Sports

Big Green Teams

February 1939 Whitey Fuller '37
Sports
Big Green Teams
February 1939 Whitey Fuller '37

Basketball Team Downs Penn, Hockey Six Upsets Yale, As Both Open Defense of Eastern League Crowns

THERE IS NO moss on Ivy League basketball" sayeth a California sportswriter after the Big Green five had downed Stanford during the Christmas vacation much to the surprise of the Pacific coast court fans and to the great delight of Eastern basketball adherents

"Some day, perhaps, the Quadrangular League hockey teams will win more than their share of encounters against Toronto, McGill and Queens in the International Intercollegiate Ice Hockey League" sayeth Coach Ace Bailey after Toronto had met and defeated a stubborn Dartmouth six that had on the previous Saturday night forced Queens to a stiff 1-0 victory

"Half miler Johnny Woodruff and two miler Don Lash will appear on the Dartmouth indoor track on March 15" sayeth Coach Harry Hillman, "and both of them should set new all-time marks in their distances on the world's fastest indoor wooden saucer.". . . .

"I dropped in to see some of the fellows while the hockey team was at Rye during the Christmas holidays," sayeth John Welden '38, "and ended up in the locker room before, during, and after the game with Brown.

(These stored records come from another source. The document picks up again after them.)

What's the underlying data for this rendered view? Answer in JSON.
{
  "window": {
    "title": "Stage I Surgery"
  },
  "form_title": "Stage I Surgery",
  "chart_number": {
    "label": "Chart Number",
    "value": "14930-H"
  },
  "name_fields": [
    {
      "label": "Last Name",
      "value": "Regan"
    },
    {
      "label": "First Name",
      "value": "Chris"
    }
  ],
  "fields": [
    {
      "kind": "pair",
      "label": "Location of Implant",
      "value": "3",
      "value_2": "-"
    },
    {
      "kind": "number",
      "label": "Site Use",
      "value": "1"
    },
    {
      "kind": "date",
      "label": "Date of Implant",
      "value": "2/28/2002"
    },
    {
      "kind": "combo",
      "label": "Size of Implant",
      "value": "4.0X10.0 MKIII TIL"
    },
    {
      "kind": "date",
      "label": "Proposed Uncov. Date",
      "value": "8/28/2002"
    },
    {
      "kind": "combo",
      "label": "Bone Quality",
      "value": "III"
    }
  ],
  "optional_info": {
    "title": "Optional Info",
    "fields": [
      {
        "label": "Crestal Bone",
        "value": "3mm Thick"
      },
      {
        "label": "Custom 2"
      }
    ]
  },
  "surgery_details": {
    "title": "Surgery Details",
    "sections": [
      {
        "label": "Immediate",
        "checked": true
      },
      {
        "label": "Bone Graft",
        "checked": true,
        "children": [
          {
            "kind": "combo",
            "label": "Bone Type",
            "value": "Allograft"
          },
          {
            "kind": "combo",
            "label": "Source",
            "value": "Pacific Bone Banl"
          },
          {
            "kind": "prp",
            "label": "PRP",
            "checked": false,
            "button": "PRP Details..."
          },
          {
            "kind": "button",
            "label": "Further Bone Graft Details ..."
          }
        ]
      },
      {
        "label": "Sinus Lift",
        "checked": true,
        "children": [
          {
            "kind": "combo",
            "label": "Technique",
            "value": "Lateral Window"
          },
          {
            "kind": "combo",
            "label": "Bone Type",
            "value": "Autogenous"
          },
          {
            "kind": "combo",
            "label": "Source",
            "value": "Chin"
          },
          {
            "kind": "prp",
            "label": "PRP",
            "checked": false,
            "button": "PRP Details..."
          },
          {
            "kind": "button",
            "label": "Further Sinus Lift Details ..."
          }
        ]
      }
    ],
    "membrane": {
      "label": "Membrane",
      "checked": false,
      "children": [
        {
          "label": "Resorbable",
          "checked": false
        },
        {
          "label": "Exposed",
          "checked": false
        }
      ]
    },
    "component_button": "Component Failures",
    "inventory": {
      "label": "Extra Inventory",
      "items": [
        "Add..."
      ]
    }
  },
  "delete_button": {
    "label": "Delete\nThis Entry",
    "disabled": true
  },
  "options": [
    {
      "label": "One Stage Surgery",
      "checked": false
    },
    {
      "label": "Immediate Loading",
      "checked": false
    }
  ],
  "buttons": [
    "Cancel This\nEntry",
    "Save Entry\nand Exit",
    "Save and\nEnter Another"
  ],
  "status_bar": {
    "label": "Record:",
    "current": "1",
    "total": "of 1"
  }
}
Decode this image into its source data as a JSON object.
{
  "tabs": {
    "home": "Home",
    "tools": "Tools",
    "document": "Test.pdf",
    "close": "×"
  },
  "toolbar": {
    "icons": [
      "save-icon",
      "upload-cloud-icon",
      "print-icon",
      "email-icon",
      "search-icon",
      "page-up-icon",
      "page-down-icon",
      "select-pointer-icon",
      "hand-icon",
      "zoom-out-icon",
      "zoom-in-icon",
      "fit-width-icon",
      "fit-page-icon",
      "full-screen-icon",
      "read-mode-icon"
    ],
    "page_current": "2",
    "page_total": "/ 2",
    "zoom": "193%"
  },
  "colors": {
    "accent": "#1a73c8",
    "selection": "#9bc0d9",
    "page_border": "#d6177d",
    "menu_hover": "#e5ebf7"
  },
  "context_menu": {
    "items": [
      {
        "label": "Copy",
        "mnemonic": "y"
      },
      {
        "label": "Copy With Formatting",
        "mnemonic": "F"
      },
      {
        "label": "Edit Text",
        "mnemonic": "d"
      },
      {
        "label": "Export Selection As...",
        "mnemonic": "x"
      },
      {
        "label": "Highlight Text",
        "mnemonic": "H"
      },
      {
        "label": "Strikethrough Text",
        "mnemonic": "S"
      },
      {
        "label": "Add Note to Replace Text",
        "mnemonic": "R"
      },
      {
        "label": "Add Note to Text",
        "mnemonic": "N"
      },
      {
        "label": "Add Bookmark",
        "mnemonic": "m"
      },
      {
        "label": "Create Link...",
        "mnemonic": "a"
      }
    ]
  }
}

"I was very interested to see how Eddie Jeremiah worked, especially in view of his last year's record, aside from the fact that this is one of the major sports at Dartmouth during the winter season. It occurred to me that others of the alumni might be interested to learn something of what goes on behind the scenes at a Big Green hockey game. It was with this in mind that I wrote this sketch and send it to you.

"I hope that you can use it in the ALUMNI MAGAZINE. If you do I might tell you that Eddie doesn't know I wrote it. I didn't know I was going to myself when I was at Rye:

BEHIND THE SCENES AT RYE WITH EDDIE JEREMIAH AND THE HOCKEY TEAM-

The present edition of Dartmouth hockey teams, which is currently blasting its opposition all over the Atlantic seaboard, is as spontaneous a bunch of athletes as it has ever been our pleasure to witness. Apparently Coach Jeremiah is just one of the gang. It is understood of course that he is the leader of the gang and takes upon himself such duties as planning strategy, directing play, and generally master-minding the various Indian attacks and defenses. He can and does apply the needle and his hypodermic injects a wealth o£ hockey knowledge and psychological fitness but he seldom forgets that his doctoring is just as effective if an anaesthetic is coincidental.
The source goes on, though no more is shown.